Washington Square Park
While skimming updates posted to the social internet by far flung friends earlier this evening, I got sucked into reading a post recalling somebody’s formative years – and how many of their favourite memories were attached to Washington Square Park. I stopped in my tracks, opened a chat window, and asked the author directly:
“Is that THE Washington Square Park, in New York ?”
“Yes!”
I then had to admit that my frame of reference doesn’t come from hanging out with adolescent friends, meeting for coffee, or forging life long coming-of-age memories. My Washington Square Park exists in books, movies, and stories about chess players that once sat at the tables in the corner of the park.
For many people who become interested in chess, Washington Square Park is kind of hallowed ground.

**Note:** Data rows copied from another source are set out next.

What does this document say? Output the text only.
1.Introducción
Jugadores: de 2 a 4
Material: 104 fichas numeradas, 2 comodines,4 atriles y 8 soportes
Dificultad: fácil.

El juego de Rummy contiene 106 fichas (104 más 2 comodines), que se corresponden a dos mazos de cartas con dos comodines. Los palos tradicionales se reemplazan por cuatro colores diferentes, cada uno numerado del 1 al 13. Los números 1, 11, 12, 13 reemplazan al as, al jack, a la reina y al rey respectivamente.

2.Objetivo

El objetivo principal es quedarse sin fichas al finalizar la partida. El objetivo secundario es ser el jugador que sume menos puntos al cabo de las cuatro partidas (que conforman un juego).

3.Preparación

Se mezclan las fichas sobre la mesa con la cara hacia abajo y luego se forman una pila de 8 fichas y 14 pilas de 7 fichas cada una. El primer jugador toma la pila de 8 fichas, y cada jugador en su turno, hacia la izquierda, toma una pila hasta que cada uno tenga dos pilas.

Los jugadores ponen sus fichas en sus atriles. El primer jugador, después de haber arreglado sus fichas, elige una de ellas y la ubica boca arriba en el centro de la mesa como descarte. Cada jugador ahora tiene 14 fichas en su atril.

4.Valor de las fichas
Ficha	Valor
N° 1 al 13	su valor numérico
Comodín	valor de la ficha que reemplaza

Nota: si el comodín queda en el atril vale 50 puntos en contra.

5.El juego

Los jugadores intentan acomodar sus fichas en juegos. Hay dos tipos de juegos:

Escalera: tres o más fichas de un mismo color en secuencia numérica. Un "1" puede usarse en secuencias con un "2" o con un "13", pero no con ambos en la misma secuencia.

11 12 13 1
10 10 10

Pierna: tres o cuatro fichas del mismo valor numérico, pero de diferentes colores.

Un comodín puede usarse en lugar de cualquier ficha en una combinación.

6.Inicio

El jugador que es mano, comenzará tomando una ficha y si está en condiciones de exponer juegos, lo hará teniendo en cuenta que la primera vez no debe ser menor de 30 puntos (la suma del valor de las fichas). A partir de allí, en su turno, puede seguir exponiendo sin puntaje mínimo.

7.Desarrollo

In recent years the park has become synonymous with the late Bobby Fischer, through the movie “Searching for Bobby Fischer” (about the childhood of chess prodigy Josh Waitzkin), and latterly when various Grandmasters have visited to play the various hustlers before posting their exploits to YouTube. There are so many other characters though – mostly lost in history, but some burning brightly among the stories told in old books. Hustlers, tramps, and vagrants who lost everything to their obsession with the game, and vanished into a world of drugs, alcohol, and a whirlpool of mental illnesses.
Thinking of Washington Square Park takes me back to a visit to Paris with my other half, several years before we had children. While wandering around the city we discovered the “Jardin de Luxembourg”, which also has a corner filled with chess players. The memory has never left me of an old man agonising over his next move against an old friend – rocking back and forth, clutching the top of his head with his hand.
I can’t remember the last time I played a half-serious game of chess. I have of course taught all of our children to play, and several friend’s children – but haven’t played competitively for many, many years. There was a time when I read books about the game, it’s history, and it’s historical characters. Truth be told, I always found the history more fascinating than the game itself – which perhaps explains why I never became that good. I guess being able to string a few moves together will forever remain something I can use to scare the life out of people who ever invite me to play them over a drink after dinner.